As we mentioned in our last article, after more than three decades of use, the International Classification of Diseases ICD-10 is giving way to its successor, ICD-11. It is worth continuing to analyse the new features and opportunities it offers.
1. Differences between ICD-10 and ICD-11 in terms of structure and content model
There are many significant differences between versions 10 and 11 of the ICD. The most relevant are:
- With regard to morbidity, the definition of primary condition has been revised and is now ‘the reason for admission, after assessment at the end of the stay (care)’. This definition is more precise and less prone to interpretation.
- Each code in ICD-11 includes a description of up to 100 words that mentions aspects that are always true about a disease or condition and that are necessary to understand the scope of the heading. This description helps to confirm that the selected code corresponds exactly to the patient’s disease or condition and improves coding accuracy.
- ICD-11 codes are alphanumeric and range from 1A00.00 to ZZ9Z.ZZ. Those beginning with ‘X’ indicate an extension code. These codes allow additional information to be added to the main code to describe aspects such as the severity of the disease, the external cause, or the extent of an injury.
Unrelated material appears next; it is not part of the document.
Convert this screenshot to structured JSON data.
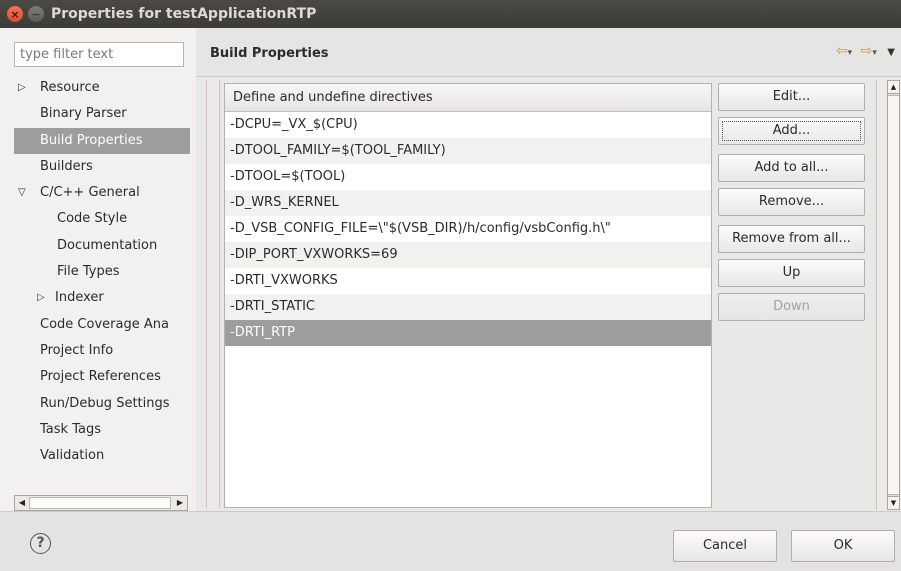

- The key components of disease descriptions are included as different properties within the content model, providing greater precision, flexibility, and granularity to the coding. The main properties of the content model are:
- Title of the concept in the ICD.
- Hierarchy, type, and usage (parents, types, usage).
- Textual definitions: description (short); description (long).
- Index terms: inclusion terms and synonyms; exclusion terms.
- Clinical descriptions: body systems; body parts or anatomical sites; manifestation properties (signs and symptoms and findings); causative properties; type of aetiology (infection and agents and injury or mechanism); risk factors; genomic characteristics; temporal properties; severity properties; functional properties; specific condition properties; treatment properties; diagnostic criteria.
2. Applications
A. Complete electronic format: for the first time, the ICD is available entirely in electronic format and can be browsed online. It currently provides access to 17,000 diagnostic categories, with over 100,000 indexed medical diagnostic terms.
B. Advanced search: the indexed search algorithm interprets over 1.6 million terms. Doctors can search for diagnoses using natural language or their preferred terminology, and the system automatically links it to the correct technical code. This means doctors do not need to memorise codes.
C. Integration into electronic health records: Its integration into existing digital record systems combines recording with coding, allowing coding to be a natural part of medical record-keeping (fewer steps, fewer errors). This ensures compliance with specifications by users.
D. Expandable ontological core: the ontological core of ICD-11 can be easily expanded to accommodate new terms, synonyms, and concepts, or to improve user guidance, in all language versions.
E. Browser and API: ICD-11 has a web browser that allows users to retrieve concepts by searching for terms by diagnosis, anatomy, or any other element of the content model. It also has an API for integration into healthcare software (medical records, health apps, billing systems, etc.).
3. ICD-11 semantics
One of the greatest advantages of ICD-11 is the removal of the coding barrier for healthcare professionals:
A. With this new version, it is now possible to optimise the classification process without the need for a ‘coder’, as semantic analysis and natural language processing allow doctors themselves to categorise diagnoses when writing their clinical assessments, without the need for codes and based on the system’s suggestions.
B. In a semantic environment, codes lose relevance and are only used internally and for technical design purposes, but they can be transparent to the end user.
C. A clinical HIS integrated with ICD-11 will semantically search for the terms used by the professional and suggest the diagnoses that most closely match what is being described.
D. It can even be used as a batch (offline) system, analysing medical descriptions and texts (at a later time) to automatically suggest related base codes (diagnoses) and confirm them in a supervised manner.
E. Electronic documentation shall follow the principle of lossless information collection at source. Best practices include information on:
- A text field that collects the clinical term with the exact wording reported by the healthcare provider.
- A data field that retains the identifier (URI) of the selected entity from ICD-11 (index, code title, or other element) that represents the closest match for that text (if present).
- A data field for the corresponding ICD-11 code.
4. Summary
With ICD-11, thanks to its design based on ontological and semantic models, and digital tools such as APIs and web services, clinical coding is completely changing. Classification is now integrated directly into health information systems (HIS), eliminating the need for a specialised coder. It is the clinician themselves who automatically generates the corresponding code while recording clinical information: they write the diagnosis in natural language and the system translates it into the official code, without the need to memorise it or rely on subsequent interpretations.